Santa Rosa Press Democrat: Although Schwarzenegger faces "more immediate issues," it is "past time" to reform the state government by "consolidat[ing]" redundant agencies, a Press Democrat editorial says. "It remains to be seen how hard Schwarzenegger will push for the reorganization of state government," the editorial concludes (Santa Rosa Press-Democrat, 1/8).
- Ventura County Star: The governor made clear in his State of the State address on Tuesday that the cuts needed to balance the state's budget will "challenge us all," a Star editorial states. Most Californians hope Schwarzenegger's budget proposal contains cuts "that don't disproportionately affect the poor and disenfranchised," and they must "weigh for themselves whether to go along with Schwarzenegger's $15 million bond proposal" and "whether avoiding any tax increase is worth the price of those cuts," the editorial concludes (Ventura County Star, 1/8).
Summaries of recent opinion pieces addressing Schwarzenegger's budget proposal are provided below.
- Jill Stewart, San Francisco Chronicle: As Schwarzenegger begins to balance the budget and reform the state government, he will need to engineer a "detente" with Democrats, Stewart, who comments on California politics, writes in a San Francisco Chronicle opinion piece. Specifically, Schwarzenegger must "help the Democrats find ways to save money while saving face"; "fulfill his promise to root out waste and fraud"; and "emphasize reform" when making cuts to social programs, Stewart concludes (Stewart, San Francisco Chronicle, 1/9).
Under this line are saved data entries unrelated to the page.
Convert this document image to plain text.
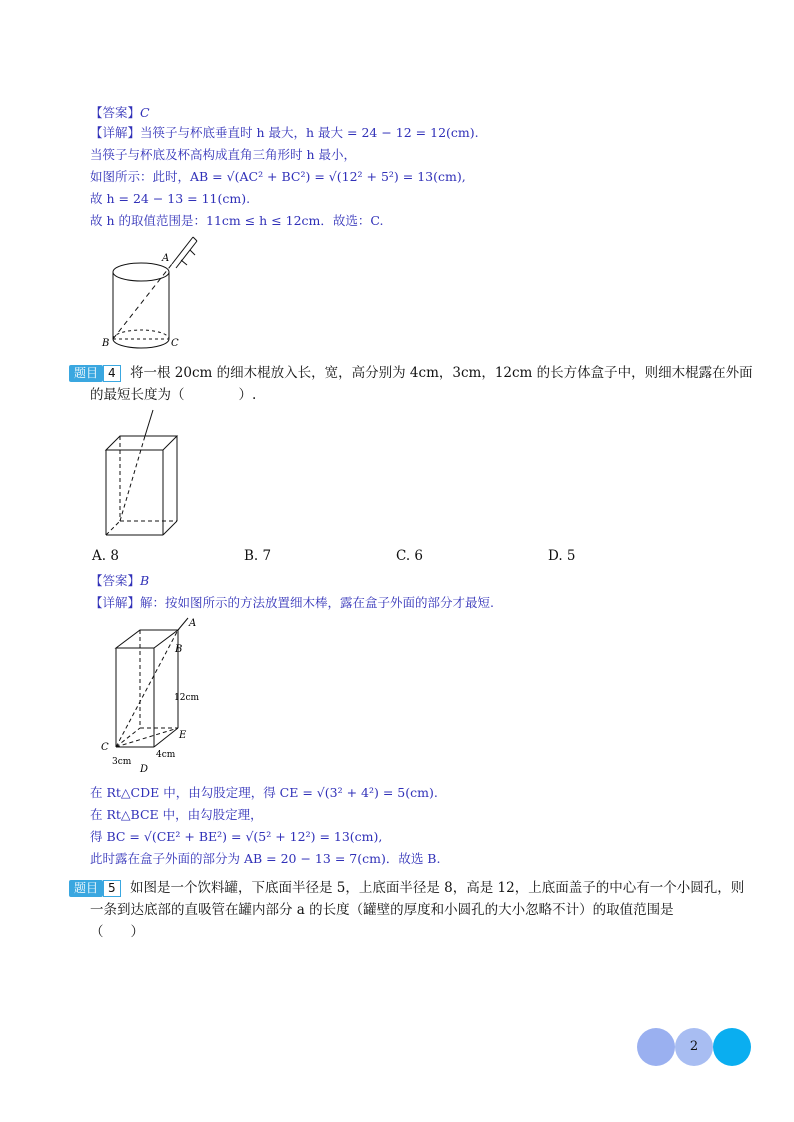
【答案】C
【详解】当筷子与杯底垂直时 h 最大，h 最大 = 24 − 12 = 12(cm).
当筷子与杯底及杯高构成直角三角形时 h 最小，
如图所示：此时，AB = √(AC² + BC²) = √(12² + 5²) = 13(cm),
故 h = 24 − 13 = 11(cm).
故 h 的取值范围是：11cm ≤ h ≤ 12cm．故选：C.
A
B	C
题目 4	将一根 20cm 的细木棍放入长，宽，高分别为 4cm，3cm，12cm 的长方体盒子中，则细木棍露在外面
的最短长度为（　　　　）.
A. 8	B. 7	C. 6	D. 5
【答案】B
【详解】解：按如图所示的方法放置细木棒，露在盒子外面的部分才最短.
A
B
C
D
E
12cm
3cm
4cm
在 Rt△CDE 中，由勾股定理，得 CE = √(3² + 4²) = 5(cm).
在 Rt△BCE 中，由勾股定理，
得 BC = √(CE² + BE²) = √(5² + 12²) = 13(cm),
此时露在盒子外面的部分为 AB = 20 − 13 = 7(cm)．故选 B.
题目 5	如图是一个饮料罐，下底面半径是 5，上底面半径是 8，高是 12，上底面盖子的中心有一个小圆孔，则
一条到达底部的直吸管在罐内部分 a 的长度（罐壁的厚度和小圆孔的大小忽略不计）的取值范围是
（　　）
2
- Tony Strickland, Ventura County Star: To avoid "painful recovery periods" following a period of excess spending, the state needs to ensure that the "mistakes made the past five years are not repeated," Strickland, representative of the 37th Assembly District, writes in a Ventura County Star opinion piece. California needs to "institute a real spending cap"; "rid waste, fraud and abuse from state government spending"; and "identify, downsize or eliminate obsolete state bureaucracies," Strickland writes, adding that Schwarzenegger should avoid tax increases to balance the budget (Strickland, Ventura County Star, 1/8).
The following broadcast programs reported on Schwarzenegger's budget proposal:
- KQED's "California Report": The segment reports on Schwarzenegger's release of his budget plan, which "may be the most important announcement of his political career" (Myers, "California Report," KQED, 1/9). The complete segment will be available online in RealPlayer after the broadcast.
- KQED's "This Week in Northern California": The segment reports on the start of "heavy lifting" for Schwarzenegger, with funding changes for workers' compensation and health care (Rasky, This Week in Northern California," KQED, 1/9). The complete segment will be available online in RealPlayer after the broadcast.
- NPR's "Morning Edition": NPR's Ina Jaffe discusses California's budget deficit (Jaffe, "Morning Edition," NPR, 1/9). The complete segment is available online in RealPlayer.